My sins and my mistakes were not good. They never will be. The only reason my past has any value at all is because it is a constant reminder of God's infinite, incomprehensible, undeserved grace. I don't deserve any of the things I've been blessed with. But because God is my dad and I am His favorite (and you are too), He wants to lavish me with love. I am His daughter and He loves me. It doesn't make sense to us because we live in this world and things are not that simple here, but my sins are gone. They are deleted. It's like a canvas miraculously made blank and ready to display a brand new masterpiece.



Because I am forgiven, because God has deleted all those things I've done and sees me as pure and innocent, He gets to just pour out His love on me. I still do not deserve all of the amazing things He does for me, but He sees me as worthy. I'm not a burden that He just has to forgive, but His daughter that He wants to forgive and He does so willingly.
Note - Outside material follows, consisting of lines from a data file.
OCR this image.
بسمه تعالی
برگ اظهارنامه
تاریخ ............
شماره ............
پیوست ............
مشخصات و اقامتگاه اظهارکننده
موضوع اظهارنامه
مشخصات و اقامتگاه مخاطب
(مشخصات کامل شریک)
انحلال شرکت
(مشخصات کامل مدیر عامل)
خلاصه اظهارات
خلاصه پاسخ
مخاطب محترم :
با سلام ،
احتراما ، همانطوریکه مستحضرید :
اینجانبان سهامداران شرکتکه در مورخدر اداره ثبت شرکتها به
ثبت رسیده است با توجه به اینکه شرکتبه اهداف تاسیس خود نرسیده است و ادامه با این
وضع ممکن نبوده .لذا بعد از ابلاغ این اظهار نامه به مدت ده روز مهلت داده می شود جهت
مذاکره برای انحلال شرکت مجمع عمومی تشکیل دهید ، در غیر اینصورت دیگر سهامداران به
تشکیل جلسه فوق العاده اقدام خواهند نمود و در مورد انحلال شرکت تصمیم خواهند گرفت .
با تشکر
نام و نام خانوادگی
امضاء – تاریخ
The parable of "the Good Shepherd" is one you are probably familiar with. Jesus says, "I am the gate; whoever enters through me will be saved. They will come in and go out, and find pasture. The thief comes only to steal and kill and destroy; I have come that they may have life, and have it to the full. I am the good shepherd. The good shepherd lays down his life for the sheep." - John 10:9-11

But just a few verses further down is what sticks out to me today. He says, "No one takes it from me, but I lay it down of my own accord. I have authority to lay it down and authority to take it up again.” John 10:18
 
He chose to lay down His life for us. He didn't have to, but He wanted to!  

He sees us as His own and He sees us as valuable and worthy (Matthew 10:29-31). He is pleased to give us His kingdom (Luke 12:32), He wants to give us good gifts (Matthew 7:9-11), He would trade all of creation for us (Isaiah 43:2-4), and He tells us we are no longer "wandering exiles" but are now being built into His holy temple in which God is at home (Ephesians 2:19-22). All we have to do is believe in Him (John 3:16). If you are a believer and follower of Christ, you are forgiven. You are made new! You are a blank canvas, ready to display God to others, not because of your past, but because of God's incomprehensible, infinite, amazing love and grace.

It's like this... Do you have any of those moments from when you were a kid that you sometimes look back on and cringe so hard about? Maybe you teased someone in middle school or yelled a little too hard at the dog or let a fish die because you forgot to feed it for a week. Something will trigger these memories and you can still feel that pain so vividly. It's like you are right back there, experiencing it all over again. Typically we brush it off as "I was just a kid and I didn't realize what I was doing" or something along those lines. But if you've ever let that thought linger, and think about what you could've done differently, it can easily ruin your day (or week). This is what it's like when you refuse to let God completely remove those sins from your life. They could be gone. They are gone. 

Deleted. 
Wiped clean.  
Forever erased.

You don't have to let your past sins speak words of pain and death and sorrow to your heart. 

You are God's now. Choose to hear His words that bring life and hope and joy. You are forgiven.